Neuropil, but not neuronal, vacuolation was obvious in all brain areas, especially in the nuclei of the thalamus and brainstem. Immunolabeled PrPSc was widely distributed throughout the brain and spinal cord (Fig. 1). Eight patterns of PrPSc immunolabeling including intraneuronal, perineuronal, intraglial, linear, fine particulate, coarse granular, stellate, and plaques were identified in the brain. The most conspicuous pattern of PrPSc was that of fine particulate and coarse granular deposits in the cerebral and cerebellar cortices and the nuclei of the thalamus, brainstem, and cerebellum. Stellate-type PrPSc deposition was detected in the cerebral and cerebellar cortices, basal ganglia, thalamus, hypothalamus, and hippocampus. Intraglial-type PrPSc deposition was conspicuous throughout the white matter of the brain and spinal cord. Spherical PrPSc plaques were sparsely located in the thalamus, basal ganglia, midbrain, pons, deeper layers of the cerebral cortices, and subcortical white matter. Immunolabeled PrPSc was observed in the retina, neurohypophysis, and optic nerve. In the trigeminal and dorsal root ganglia, PrPSc was mainly found accumulated in both ganglionic and satellite cells, using the conventional polymer immunodetection method as described previously.9 In addition to the extracerebral tissues described above, positive PrPSc immunolabeling was detected in the adrenal gland, cauda equina, cervical spinal nerves, facial nerve, hypoglossal nerve, vagus nerve, sciatic nerve, and ganglia, such as the inferior ganglion of the vagus nerve, superior cervical ganglion, stellate ganglion, ganglia of the sympathetic trunk, and celiac and mesenteric ganglion complex, with the use of the TSA-biotin system. In these ganglia, not all neurons of ganglia exhibited intracytoplasmic labeling, but labeling was evident in the Schwann cells or fibroblast-like cells (Figs. 2, 3). In the cauda equina, dorsal roots of the cervical spinal nerves, facial nerve, hypoglossal nerve, vagus nerve, and sciatic nerve, granular PrPSc aggregate was mainly located in Schwann cells. In the adrenal gland, the PrPSc signal was evident at the intercellular fine processes of the nerve endings between the chromaffin cells of the adrenal medulla (Fig. 4). Immunolabeled PrPSc was not detected in the enteric nervous system such as the myenteric and submucosal plexi of the digestive tract. No specific immunolabeling was detectable in the lymphoid tissues with the TSA-biotin system.

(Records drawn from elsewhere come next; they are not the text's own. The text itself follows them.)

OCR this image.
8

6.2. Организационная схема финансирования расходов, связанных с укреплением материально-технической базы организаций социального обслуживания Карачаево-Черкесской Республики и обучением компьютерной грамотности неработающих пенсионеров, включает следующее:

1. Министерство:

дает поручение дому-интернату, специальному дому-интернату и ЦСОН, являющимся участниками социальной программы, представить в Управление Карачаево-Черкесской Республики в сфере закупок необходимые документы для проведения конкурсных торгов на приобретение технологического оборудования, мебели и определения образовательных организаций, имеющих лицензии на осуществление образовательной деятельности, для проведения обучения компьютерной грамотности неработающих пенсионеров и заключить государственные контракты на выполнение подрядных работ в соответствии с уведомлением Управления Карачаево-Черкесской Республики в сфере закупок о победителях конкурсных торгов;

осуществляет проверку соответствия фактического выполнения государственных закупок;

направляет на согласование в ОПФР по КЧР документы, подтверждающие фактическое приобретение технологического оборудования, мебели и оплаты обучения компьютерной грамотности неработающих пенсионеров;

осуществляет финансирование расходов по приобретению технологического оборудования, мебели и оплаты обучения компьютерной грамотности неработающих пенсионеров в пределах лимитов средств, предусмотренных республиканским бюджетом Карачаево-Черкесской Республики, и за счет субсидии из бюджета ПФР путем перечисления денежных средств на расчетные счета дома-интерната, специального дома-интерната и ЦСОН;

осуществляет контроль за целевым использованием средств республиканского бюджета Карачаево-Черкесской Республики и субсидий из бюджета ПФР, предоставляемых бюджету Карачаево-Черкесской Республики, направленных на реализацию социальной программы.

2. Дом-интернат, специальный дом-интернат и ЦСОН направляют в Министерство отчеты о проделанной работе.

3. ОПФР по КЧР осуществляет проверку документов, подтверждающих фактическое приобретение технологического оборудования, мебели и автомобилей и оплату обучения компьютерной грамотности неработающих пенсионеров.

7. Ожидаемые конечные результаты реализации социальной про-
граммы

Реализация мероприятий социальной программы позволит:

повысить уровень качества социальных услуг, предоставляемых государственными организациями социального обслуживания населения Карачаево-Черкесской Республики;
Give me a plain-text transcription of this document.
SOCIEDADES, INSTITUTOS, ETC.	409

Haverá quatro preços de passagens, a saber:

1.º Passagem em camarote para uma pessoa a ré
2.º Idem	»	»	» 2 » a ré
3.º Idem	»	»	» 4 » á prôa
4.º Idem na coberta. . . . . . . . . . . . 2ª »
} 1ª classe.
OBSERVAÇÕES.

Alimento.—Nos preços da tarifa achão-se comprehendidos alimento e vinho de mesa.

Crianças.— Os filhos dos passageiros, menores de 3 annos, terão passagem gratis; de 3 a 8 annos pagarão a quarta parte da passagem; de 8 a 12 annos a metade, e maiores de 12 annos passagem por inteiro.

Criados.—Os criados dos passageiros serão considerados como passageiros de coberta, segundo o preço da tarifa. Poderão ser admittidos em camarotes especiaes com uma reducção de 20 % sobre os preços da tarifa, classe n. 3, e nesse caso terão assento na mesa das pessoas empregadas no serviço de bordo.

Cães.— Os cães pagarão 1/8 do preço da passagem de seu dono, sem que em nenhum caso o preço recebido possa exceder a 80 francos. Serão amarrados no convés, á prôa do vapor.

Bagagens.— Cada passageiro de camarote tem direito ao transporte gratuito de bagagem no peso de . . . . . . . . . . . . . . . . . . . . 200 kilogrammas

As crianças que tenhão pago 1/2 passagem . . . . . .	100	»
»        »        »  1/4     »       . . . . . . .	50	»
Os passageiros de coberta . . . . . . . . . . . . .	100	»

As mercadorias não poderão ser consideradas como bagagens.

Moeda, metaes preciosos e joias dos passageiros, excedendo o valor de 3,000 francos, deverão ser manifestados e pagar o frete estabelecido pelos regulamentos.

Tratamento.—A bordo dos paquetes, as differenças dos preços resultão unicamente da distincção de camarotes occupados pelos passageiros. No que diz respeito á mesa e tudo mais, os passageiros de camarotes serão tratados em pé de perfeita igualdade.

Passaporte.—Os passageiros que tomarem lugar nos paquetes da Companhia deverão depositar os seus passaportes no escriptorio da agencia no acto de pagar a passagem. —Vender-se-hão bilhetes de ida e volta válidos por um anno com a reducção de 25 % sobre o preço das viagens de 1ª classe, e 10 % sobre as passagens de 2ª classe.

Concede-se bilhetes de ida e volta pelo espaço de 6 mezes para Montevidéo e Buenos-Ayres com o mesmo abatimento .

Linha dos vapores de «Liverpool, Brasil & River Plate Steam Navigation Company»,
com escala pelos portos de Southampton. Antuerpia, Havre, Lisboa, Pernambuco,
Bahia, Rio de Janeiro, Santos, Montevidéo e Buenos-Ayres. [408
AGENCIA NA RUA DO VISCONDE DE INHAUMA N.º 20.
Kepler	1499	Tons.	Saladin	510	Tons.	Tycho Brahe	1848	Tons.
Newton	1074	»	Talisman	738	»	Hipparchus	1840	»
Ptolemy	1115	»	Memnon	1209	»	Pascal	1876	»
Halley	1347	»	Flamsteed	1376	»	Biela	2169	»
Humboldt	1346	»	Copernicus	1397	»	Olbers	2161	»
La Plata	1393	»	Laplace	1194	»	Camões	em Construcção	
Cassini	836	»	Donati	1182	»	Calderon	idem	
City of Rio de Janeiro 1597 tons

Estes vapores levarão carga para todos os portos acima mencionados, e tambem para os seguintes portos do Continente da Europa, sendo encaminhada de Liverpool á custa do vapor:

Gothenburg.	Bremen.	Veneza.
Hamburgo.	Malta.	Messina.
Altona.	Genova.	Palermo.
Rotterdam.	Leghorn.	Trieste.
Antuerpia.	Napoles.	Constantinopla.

Using the dual or triple immunofluorescence technique, localization of PrPSc was visible in the ganglionic and satellite cells of the ganglia in the merged images (Fig. 5). In addition, the merged image showed that PrPSc granules were rarely located at the periphery of axons or within the axons adjacent to the ganglia (Fig. 6). Moreover, granular PrPSc was observed outside S100-positive cells (Fig. 7). In the cauda equina and spinal nerves, PrPSc coexisted mostly in the periphery of Schwann cells labeled with MBP and S100 (Fig. 8). No PrPSc immunolabeling was detected in the compact layers of the myelin sheath. In addition, no positive signal was detected in the sections from uninfected controls incubated with mAb F99/97.6.1 by both TSA-biotin and TSA-fluorescence methods, and no background immunostaining was observed in any sections of H-type infected animals by both methods when non-immune mouse and rabbit IgG, or PBS, were applied to the sections instead of the primary PrP-antibody (Figs. 9, 10).





snip...see full text ;














snip...




Unfortunately, a detailed and all-encompassing analysis of neuropathology and topographical distribution of immunolabeled PrPSc in H-type BSE-affected cattle could not be performed, since only the obex region is routinely sampled for BSE surveillance testing and the remaining brain as well as the carcasses are not available in most countries [3,10,12,13,24-27]. Recently, clinical signs and biochemical properties of experimental German H-type BSE cases have been reported [20]. The primary objective of this study was to investigate the transmissibility of H-type BSE, using a field isolate detected in the active surveillance program in Canada [12]. The secondary objective was to extend the knowledge of the topographical distribution and deposition patterns of immunolabeled PrPSc in H-type BSE.




snip...






In addition, the present data will support risk assessments in some peripheral tissues derived from cattle affected with H-type BSE.











Friday, March 09, 2012



Experimental H-type and L-type bovine spongiform encephalopathy in cattle: observation of two clinical syndromes and diagnostic challenges Research article








Thursday, June 23, 2011


Experimental H-type bovine spongiform encephalopathy characterized by plaques and glial- and stellate-type prion protein deposits







P.4.23 Transmission of atypical BSE in humanized mouse models



Liuting Qing1, Wenquan Zou1, Cristina Casalone2, Martin Groschup3, Miroslaw Polak4, Maria Caramelli2, Pierluigi Gambetti1, Juergen Richt5, Qingzhong Kong1 1Case Western Reserve University, USA; 2Instituto Zooprofilattico Sperimentale, Italy; 3Friedrich-Loeffler-Institut, Germany; 4National Veterinary Research Institute, Poland; 5Kansas State University (Previously at USDA National Animal Disease Center), USA



Background: Classical BSE is a world-wide prion disease in cattle, and the classical BSE strain (BSE-C) has led to over 200 cases of clinical human infection (variant CJD). Atypical BSE cases have been discovered in three continents since 2004; they include the L-type (also named BASE), the H-type, and the first reported case of naturally occurring BSE with mutated bovine PRNP (termed BSE-M). The public health risks posed by atypical BSE were largely undefined.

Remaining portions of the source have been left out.